Why Being An Explorer Beats Being An Expert via Psychology Today
Everyone wants to be an expert, as if it's a status symbol in the business world. What you know isn't important, if you aren't contributing value. That's why I like this article about being an explorer, rather than being an expert. The idea takes the focus off appearing smart and directs our attention to what we can learn and share.
Think about it this way: to be an explorer is to admit you don't know something but that you're eager to learn. To utter the words "I don't know," can be hard to do since corporations create environments where people are expected to know everything.
In this article, entrepreneur Jonah Sachs points to the problem of pretending you know something: "the problem of overconfidence and closed-mindedness in areas we believe we have expertise is all the more troubling because we so generally tend to credit ourselves with having more expertise than we do."
Instead, consider this idea to tame the urges that keep you from exploring: by spending time doing things that make you a beginner again. We've asked some of our District Venture entrepreneurs to open up about this topic on YouInc. Look for their stories soon.
Career Change, The Entrepreneurs via Monocle 24
I've started listening to The Entrepreneurs podcast from Monocle, where the team profiles innovative businesses and inspiring startups. One of the most recent episodes profiles four people, who left long-time careers in the corporate world to do something they love. I like these stories because they focus on how life changes when you start following your life's passion instead of a more secure path.
For Peter Milne, he believed it was more important to create something he was proud of instead of wanting more possessions and more money. Milne worked in finance for 25 years and in 2015 quit to start a garden center with his husband. As Milne has learned, when we put our efforts into what we love, we take the focus off ourselves to contribute something meaningful to others--much like the companies I decide to invest in, I like to keep a pulse on why people decide to become entrepreneurs.
I'm a big follower of Brene Brown. Her work shows us how to navigate difficult situations and conversations with courage. She recently shared an excerpt from her book, Rising Strong, that's a great example of how to lead by keeping the interests of your team at heart.
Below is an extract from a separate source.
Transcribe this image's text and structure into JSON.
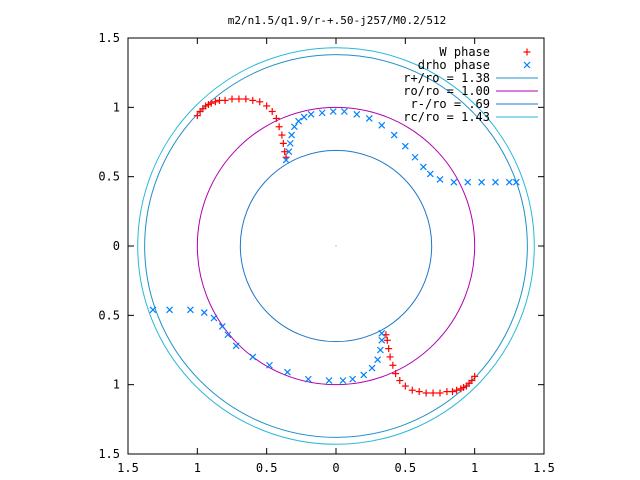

Brown shares a story from Andrew, a senior leader at an advertising firm. He's known around his office as "a listener, a thinker, an expert in strategy, and the keeper of culture." Andrew faces the decision of whether to take on a big new business pitch, despite the client having a bad reputation. Andrew's gut reaction is that the team is overworked and doesn't have time for the pitch; he goes against his instinct and takes on the project. Brown shows us, through Andrew's situation, how to make decisions that consider what's best for a team, versus what's best for the agency to make money.